No acababa de decir eso cuando el tablón se partió, y Matute y su hija quedaron colgados del cuello, comenzando a sentir los efectos de la asfixia mecánica. Parecía que, aún después de muerto, Fagúndez cobraría dos víctimas más, tal y como había sido su plan desde el principio. Pero Facundo, como una exhalación, saltó hacia Maritzita, con el puñal presto, y en un movimiento calculado a la prefección la tomó del talle mientras cortaba la cuerda, y enseguida repitió la maniobra con Matute. Cuando estuvieron ambos depositados sobre el piso, notó con desesperación que ninguno respiraba. De pronto, una voz dijo:
“¡Apártate!”
Era el doctor Moncada, quien, con la respiración jadeante por la carrera escaleras arriba, procedió a darles reanimación. Primero a la muchacha, quien reaccionó bastante rápido, tosiendo y respirando con gran afán. Pero cuando fue el turno de Matute, ya parecía ser muy tarde: por más esfuerzos que hizo el doctor, no logró hacer que reviviera. Intentó todos los recursos que se sabía; hasta le aplicó respiración boca a boca, sin lograr resultado alguno. Con impotencia descargó un puñetazo sobre el pecho de Matute.
“¡Coño, me va a matar usted del golpe, matasanos!”
Una risa de alivio salió espontánea de Facundo, Maritzita y el doctor. Lo que parecía imposible se había producido, de una manera que tenía bastante de sobrenatural.
* * *
Había algo que no encajaba en los acontecimientos del faro, y tenía cabezón a Matute: ¿Cómo se habían enterado Moncada y Facundo? La respuesta la obtuvo del médico, unos días después, sentado en la misma salita en la que habían mantenido la primera conversación sobre el caso, y paladeando el mismo whisky.
“Nos avisó el cura, el Padre Cirilo”.
“¿Cirilo? Pero, ¿cómo se enteró?”
“Él vio una nota tirada en el piso de la casa de tu ex mujer, a donde había ido para visitarla. La leyó, y no se le ocurrió otra idea que venirme a avisar a mí. En ese momento estaba cambiándole la cura a Facundo, quién escuchó todo. Sin ponernos de acuerdo, salimos disparados al mismo sitio”.
“Caramba, entonces le debo mi vida a una persona más, aparte de ustedes dos. Tengo una visita pendiente”.

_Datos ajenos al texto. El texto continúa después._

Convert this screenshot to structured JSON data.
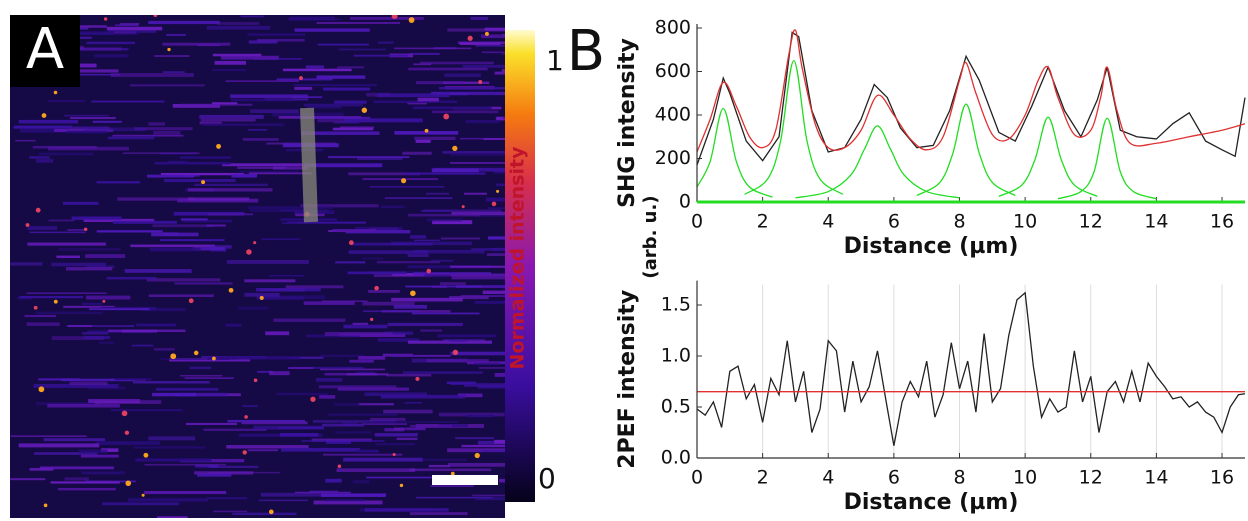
{
  "panel_a": {
    "label": "A",
    "colorbar_max": "1",
    "colorbar_min": "0",
    "colorbar_label": "Normalized intensity"
  },
  "panel_b": {
    "label": "B",
    "shared_y_unit": "(arb. u.)"
  },
  "chart_data": [
    {
      "type": "line",
      "ylabel": "SHG intensity",
      "xlabel": "Distance (µm)",
      "xlim": [
        0,
        16.7
      ],
      "xticks": [
        0,
        2,
        4,
        6,
        8,
        10,
        12,
        14,
        16
      ],
      "ylim": [
        0,
        800
      ],
      "yticks": [
        0,
        200,
        400,
        600,
        800
      ],
      "grid": false,
      "series": [
        {
          "color": "#22dd22",
          "smooth": true,
          "x": [
            0,
            0.4,
            0.8,
            1.2,
            1.6,
            2.3
          ],
          "values": [
            69,
            186,
            430,
            186,
            69,
            22
          ]
        },
        {
          "color": "#22dd22",
          "smooth": true,
          "x": [
            1.45,
            2.15,
            2.55,
            2.95,
            3.35,
            3.75,
            4.45
          ],
          "values": [
            35,
            105,
            282,
            650,
            282,
            105,
            35
          ]
        },
        {
          "color": "#22dd22",
          "smooth": true,
          "x": [
            3,
            4,
            4.7,
            5.1,
            5.5,
            5.9,
            6.3,
            7,
            8
          ],
          "values": [
            19,
            48,
            126,
            242,
            350,
            242,
            126,
            48,
            19
          ]
        },
        {
          "color": "#22dd22",
          "smooth": true,
          "x": [
            6.7,
            7.4,
            7.8,
            8.2,
            8.6,
            9,
            9.7
          ],
          "values": [
            30,
            90,
            225,
            450,
            225,
            90,
            30
          ]
        },
        {
          "color": "#22dd22",
          "smooth": true,
          "x": [
            9.2,
            9.9,
            10.3,
            10.7,
            11.1,
            11.5,
            12.2
          ],
          "values": [
            26,
            78,
            195,
            390,
            195,
            78,
            26
          ]
        },
        {
          "color": "#22dd22",
          "smooth": true,
          "x": [
            11,
            11.7,
            12.1,
            12.5,
            12.9,
            13.3,
            14
          ],
          "values": [
            15,
            48,
            139,
            385,
            139,
            48,
            15
          ]
        },
        {
          "color": "#222222",
          "smooth": false,
          "x": [
            0,
            0.5,
            0.8,
            1,
            1.5,
            2,
            2.5,
            2.9,
            3.1,
            3.5,
            4,
            4.5,
            5,
            5.4,
            5.8,
            6.2,
            6.7,
            7.2,
            7.7,
            8.2,
            8.6,
            9.2,
            9.7,
            10.2,
            10.7,
            11.2,
            11.7,
            12.2,
            12.5,
            12.9,
            13.4,
            14,
            14.5,
            15,
            15.5,
            16,
            16.4,
            16.7
          ],
          "values": [
            170,
            380,
            570,
            500,
            280,
            190,
            300,
            780,
            760,
            420,
            230,
            250,
            380,
            540,
            480,
            340,
            250,
            260,
            420,
            670,
            560,
            320,
            280,
            440,
            620,
            420,
            300,
            470,
            620,
            330,
            300,
            290,
            360,
            410,
            280,
            240,
            210,
            480
          ]
        },
        {
          "color": "#e03030",
          "smooth": true,
          "x": [
            0,
            0.4,
            0.8,
            1.2,
            1.6,
            2,
            2.4,
            2.8,
            3,
            3.2,
            3.6,
            4,
            4.5,
            5,
            5.5,
            6,
            6.5,
            7,
            7.5,
            8,
            8.2,
            8.5,
            9,
            9.5,
            10,
            10.4,
            10.7,
            11,
            11.5,
            12,
            12.3,
            12.5,
            12.8,
            13.2,
            14,
            15,
            16,
            16.7
          ],
          "values": [
            230,
            380,
            550,
            440,
            300,
            250,
            330,
            680,
            790,
            620,
            360,
            250,
            250,
            330,
            490,
            400,
            290,
            240,
            300,
            560,
            640,
            500,
            310,
            290,
            400,
            560,
            620,
            480,
            310,
            330,
            480,
            620,
            420,
            270,
            270,
            300,
            330,
            360
          ]
        }
      ]
    },
    {
      "type": "line",
      "ylabel": "2PEF intensity",
      "xlabel": "Distance (µm)",
      "xlim": [
        0,
        16.7
      ],
      "xticks": [
        0,
        2,
        4,
        6,
        8,
        10,
        12,
        14,
        16
      ],
      "ylim": [
        0,
        1.7
      ],
      "yticks": [
        {
          "value": 0,
          "label": "0.0"
        },
        {
          "value": 0.5,
          "label": "0.5"
        },
        {
          "value": 1,
          "label": "1.0"
        },
        {
          "value": 1.5,
          "label": "1.5"
        }
      ],
      "grid": "x",
      "series": [
        {
          "color": "#222222",
          "smooth": false,
          "x": [
            0,
            0.25,
            0.5,
            0.75,
            1,
            1.25,
            1.5,
            1.75,
            2,
            2.25,
            2.5,
            2.75,
            3,
            3.25,
            3.5,
            3.75,
            4,
            4.25,
            4.5,
            4.75,
            5,
            5.25,
            5.5,
            5.75,
            6,
            6.25,
            6.5,
            6.75,
            7,
            7.25,
            7.5,
            7.75,
            8,
            8.25,
            8.5,
            8.75,
            9,
            9.25,
            9.5,
            9.75,
            10,
            10.25,
            10.5,
            10.75,
            11,
            11.25,
            11.5,
            11.75,
            12,
            12.25,
            12.5,
            12.75,
            13,
            13.25,
            13.5,
            13.75,
            14,
            14.25,
            14.5,
            14.75,
            15,
            15.25,
            15.5,
            15.75,
            16,
            16.25,
            16.5,
            16.7
          ],
          "values": [
            0.48,
            0.42,
            0.55,
            0.3,
            0.85,
            0.9,
            0.58,
            0.72,
            0.35,
            0.78,
            0.62,
            1.15,
            0.55,
            0.85,
            0.25,
            0.48,
            1.15,
            1.05,
            0.45,
            0.95,
            0.55,
            0.7,
            1.05,
            0.58,
            0.12,
            0.55,
            0.75,
            0.6,
            0.95,
            0.4,
            0.62,
            1.13,
            0.68,
            0.95,
            0.45,
            1.22,
            0.55,
            0.68,
            1.2,
            1.55,
            1.62,
            0.9,
            0.4,
            0.58,
            0.45,
            0.5,
            1.05,
            0.55,
            0.8,
            0.25,
            0.65,
            0.75,
            0.55,
            0.85,
            0.55,
            0.93,
            0.8,
            0.7,
            0.58,
            0.6,
            0.5,
            0.55,
            0.45,
            0.4,
            0.25,
            0.5,
            0.62,
            0.63
          ]
        },
        {
          "color": "#e03030",
          "smooth": false,
          "x": [
            0,
            16.7
          ],
          "values": [
            0.65,
            0.65
          ]
        }
      ]
    }
  ]
}
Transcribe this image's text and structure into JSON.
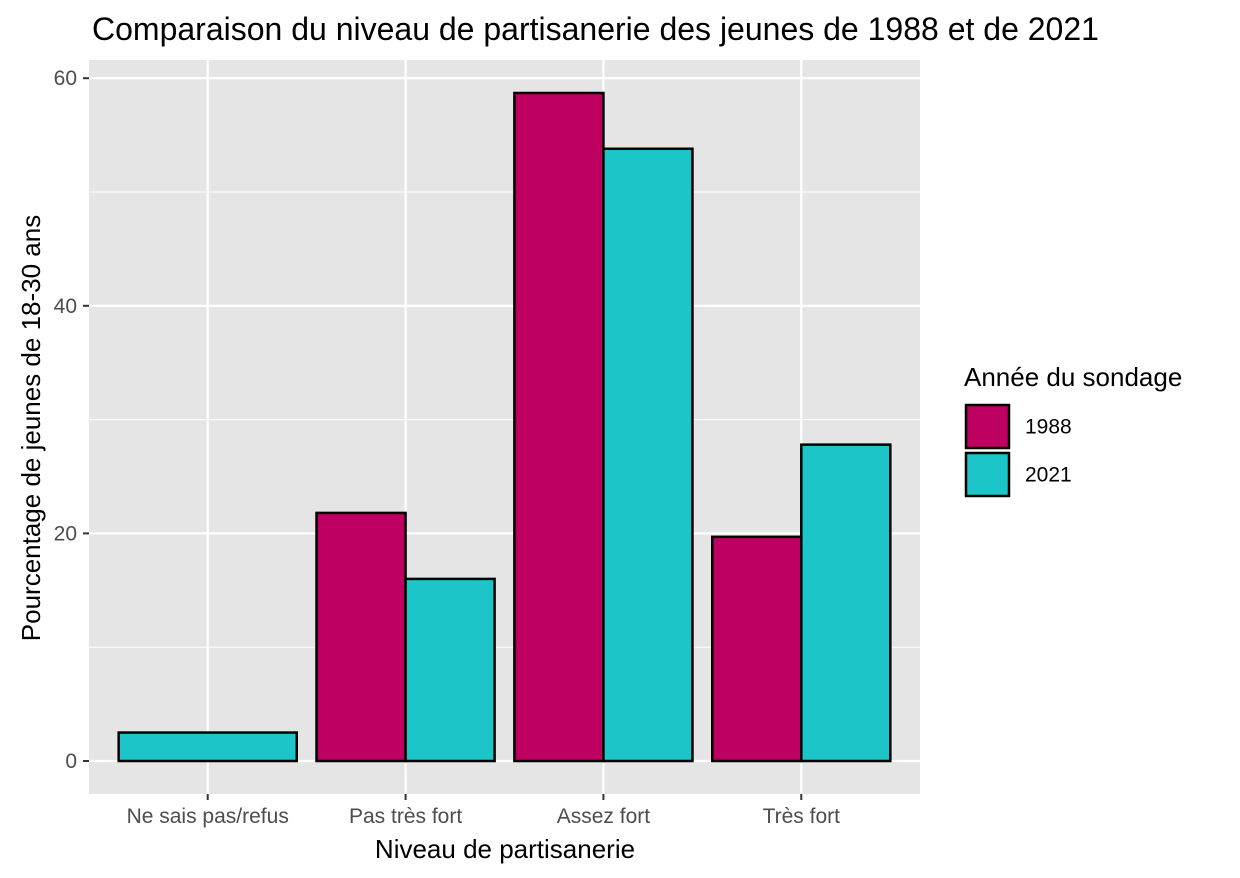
{
  "chart_data": {
    "type": "bar",
    "title": "Comparaison du niveau de partisanerie des jeunes de 1988 et de 2021",
    "xlabel": "Niveau de partisanerie",
    "ylabel": "Pourcentage de jeunes de 18-30 ans",
    "categories": [
      "Ne sais pas/refus",
      "Pas très fort",
      "Assez fort",
      "Très fort"
    ],
    "series": [
      {
        "name": "1988",
        "color": "#be0060",
        "values": [
          null,
          21.8,
          58.7,
          19.7
        ]
      },
      {
        "name": "2021",
        "color": "#1cc5c8",
        "values": [
          2.5,
          16.0,
          53.8,
          27.8
        ]
      }
    ],
    "ylim": [
      -2.9,
      61.6
    ],
    "yticks": [
      "0",
      "20",
      "40",
      "60"
    ],
    "legend": {
      "title": "Année du sondage",
      "placement": "right"
    },
    "grid": true,
    "panel_background": "#e5e5e5"
  }
}
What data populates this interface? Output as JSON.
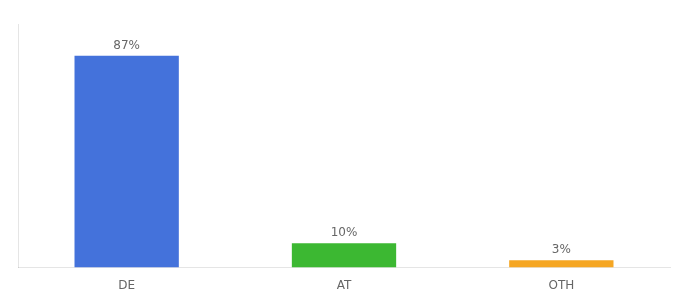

Treinta años han pasado desde los acontecimientos que sacudieron la pequeña localidad costera. La mayoría de sus protagonistas ya no están en el pueblo; algunos ni siquiera están en este mundo. Solo quedan, como mudos testigos, los lugares en donde se desarrollaron los hechos. La antigua carpintería fue convertida en un café temático para turistas, que acuden todavía, atraídos por el morbo de estar en la escena de un crimen. El antiguo faro sigue en pie, cada vez más derruido, y es meta frecuente de los muchachos del pueblo, en busca de emociones fuertes. Dicen que por allí anda el fantasma de Fagúndez, el asesino gago.